Peoples' Weather Map

1852

Animal Migrations, Human Intervention, and Extreme Weather: Newcastle Winter 1852-53

Hamilton county, Iowa

Sarah Brew-Bonebright remembers the intense cold of 1852-1853 as it affected human migrants to the new county and grazing animals, still numerous when new human settlers entered the territory. That winter, the severe wind and storms from the northwest forced the big game southward.  At intervals during the winter great droves of elk and deer were seen making their way through the mountains of snow along the river east of town. Hunters did not molest them, she recalls, except in necessity.

In fact, human inhabitants, trapped in place by the weather relied almost completely on deer for food.  She remembers eating venison for breakfast, dinner, and supper that winter with little else. The migrating deer, injured and exhausted by the difficult journey were followed by wolf-packs that also feasted on the carcasses of those deer that fell behind.  

The migration affected the plants of the territory as well. Hazel-brush, bramble-thickets and saplings along the path of the moving animals was browsed to the ground or to the snow’s surface and good-sized trees were limbed and de-barked by the hungry, herbivorous deer and elk.  Though Sarah Brewer-Bonebright remembers only necessary hunting of the animals, she also remarks that the big game herds were never so numerous in that area again.
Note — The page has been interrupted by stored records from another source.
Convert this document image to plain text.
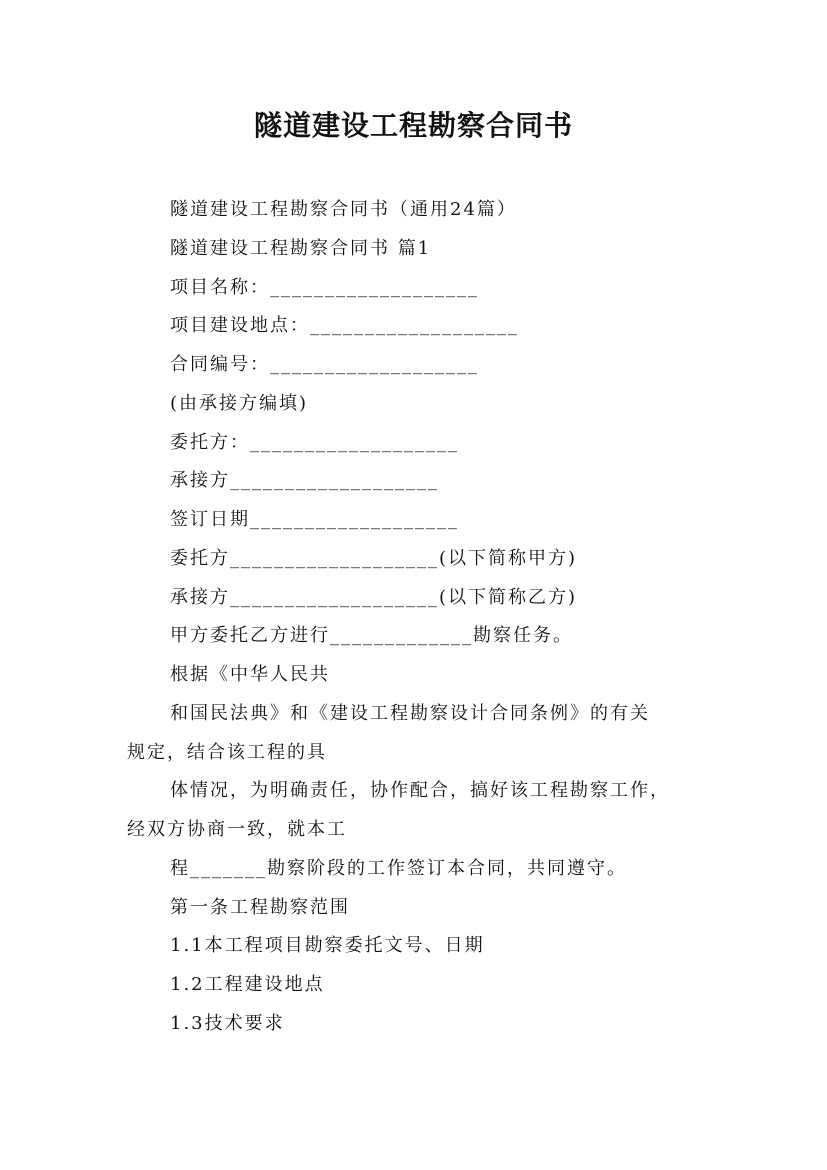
隧道建设工程勘察合同书
隧道建设工程勘察合同书（通用24篇）
隧道建设工程勘察合同书 篇1
项目名称：___________________
项目建设地点：___________________
合同编号：___________________
(由承接方编填)
委托方：___________________
承接方___________________
签订日期___________________
委托方___________________(以下简称甲方)
承接方___________________(以下简称乙方)
甲方委托乙方进行_____________勘察任务。
根据《中华人民共
和国民法典》和《建设工程勘察设计合同条例》的有关
规定，结合该工程的具
体情况，为明确责任，协作配合，搞好该工程勘察工作，
经双方协商一致，就本工
程_______勘察阶段的工作签订本合同，共同遵守。
第一条工程勘察范围
1.1本工程项目勘察委托文号、日期
1.2工程建设地点
1.3技术要求
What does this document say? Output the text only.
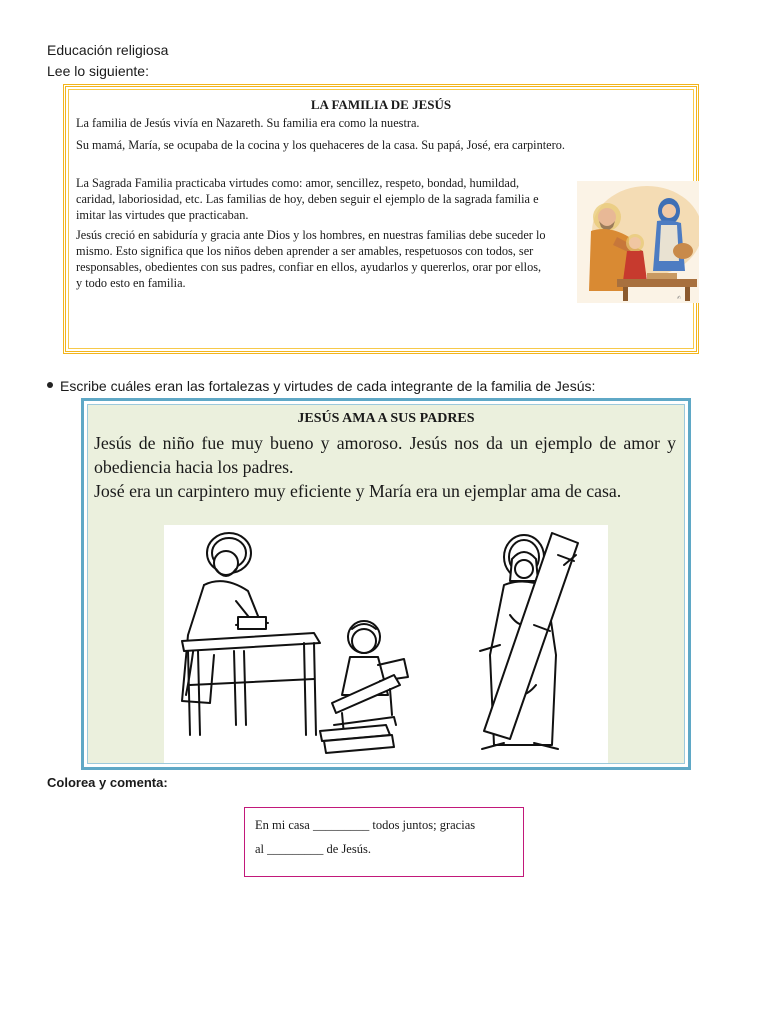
Educación religiosa
Lee lo siguiente:
LA FAMILIA DE JESÚS

La familia de Jesús vivía en Nazareth. Su familia era como la nuestra.

Su mamá, María, se ocupaba de la cocina y los quehaceres de la casa. Su papá, José, era carpintero.

La Sagrada Familia practicaba virtudes como: amor, sencillez, respeto, bondad, humildad, caridad, laboriosidad, etc. Las familias de hoy, deben seguir el ejemplo de la sagrada familia e imitar las virtudes que practicaban.

Jesús creció en sabiduría y gracia ante Dios y los hombres, en nuestras familias debe suceder lo mismo. Esto significa que los niños deben aprender a ser amables, respetuosos con todos, ser responsables, obedientes con sus padres, confiar en ellos, ayudarlos y quererlos, orar por ellos, y todo esto en familia.

✍
Escribe cuáles eran las fortalezas y virtudes de cada integrante de la familia de Jesús:
JESÚS AMA A SUS PADRES

Jesús de niño fue muy bueno y amoroso. Jesús nos da un ejemplo de amor y obediencia hacia los padres.

José era un carpintero muy eficiente y María era un ejemplar ama de casa.

Colorea y comenta:
En mi casa _________ todos juntos; gracias
al _________ de Jesús.
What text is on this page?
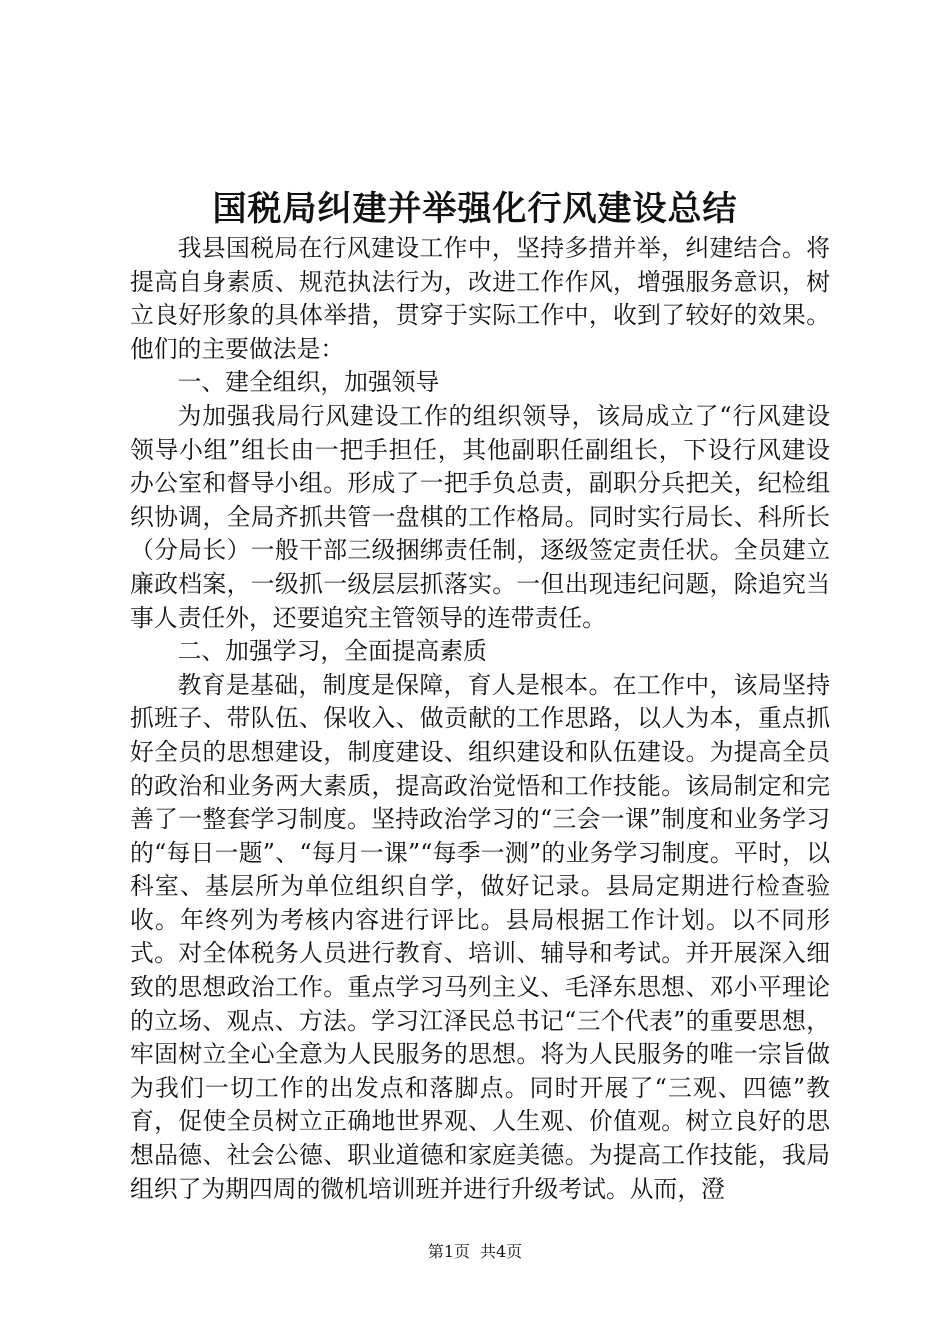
国税局纠建并举强化行风建设总结

我县国税局在行风建设工作中，坚持多措并举，纠建结合。将提高自身素质、规范执法行为，改进工作作风，增强服务意识，树立良好形象的具体举措，贯穿于实际工作中，收到了较好的效果。他们的主要做法是：

一、建全组织，加强领导

为加强我局行风建设工作的组织领导，该局成立了“行风建设领导小组”组长由一把手担任，其他副职任副组长，下设行风建设办公室和督导小组。形成了一把手负总责，副职分兵把关，纪检组织协调，全局齐抓共管一盘棋的工作格局。同时实行局长、科所长（分局长）一般干部三级捆绑责任制，逐级签定责任状。全员建立廉政档案，一级抓一级层层抓落实。一但出现违纪问题，除追究当事人责任外，还要追究主管领导的连带责任。

二、加强学习，全面提高素质

教育是基础，制度是保障，育人是根本。在工作中，该局坚持抓班子、带队伍、保收入、做贡献的工作思路，以人为本，重点抓好全员的思想建设，制度建设、组织建设和队伍建设。为提高全员的政治和业务两大素质，提高政治觉悟和工作技能。该局制定和完善了一整套学习制度。坚持政治学习的“三会一课”制度和业务学习的“每日一题”、“每月一课”“每季一测”的业务学习制度。平时，以科室、基层所为单位组织自学，做好记录。县局定期进行检查验收。年终列为考核内容进行评比。县局根据工作计划。以不同形式。对全体税务人员进行教育、培训、辅导和考试。并开展深入细致的思想政治工作。重点学习马列主义、毛泽东思想、邓小平理论的立场、观点、方法。学习江泽民总书记“三个代表”的重要思想，牢固树立全心全意为人民服务的思想。将为人民服务的唯一宗旨做为我们一切工作的出发点和落脚点。同时开展了“三观、四德”教育，促使全员树立正确地世界观、人生观、价值观。树立良好的思想品德、社会公德、职业道德和家庭美德。为提高工作技能，我局组织了为期四周的微机培训班并进行升级考试。从而，澄

第1页 共4页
She had heard tales of subsequent massive deer-killings elsewhere. 

1850’s Land Cover
2009 Land Cover
Image Source (both maps + legend): INHF.org

The rigorous winter and the following dangers when it began to break up made human travel any distance unthinkable.  Families stayed at home on half-rations, and teamsters from Des Moines, Dubuque, and Iowa City who moved goods through the new state had considerable difficulty making trips through the winter snowfields and spring streams and roads.  The first were unfordable; the second, impassable.

Domestic animals fared little better that winter.  Many sheep were lost in blizzards though young lambs, calves, and piglets were brought into the house and warmed at the fire, often kept in a space beneath the floor accessed through a trapdoor.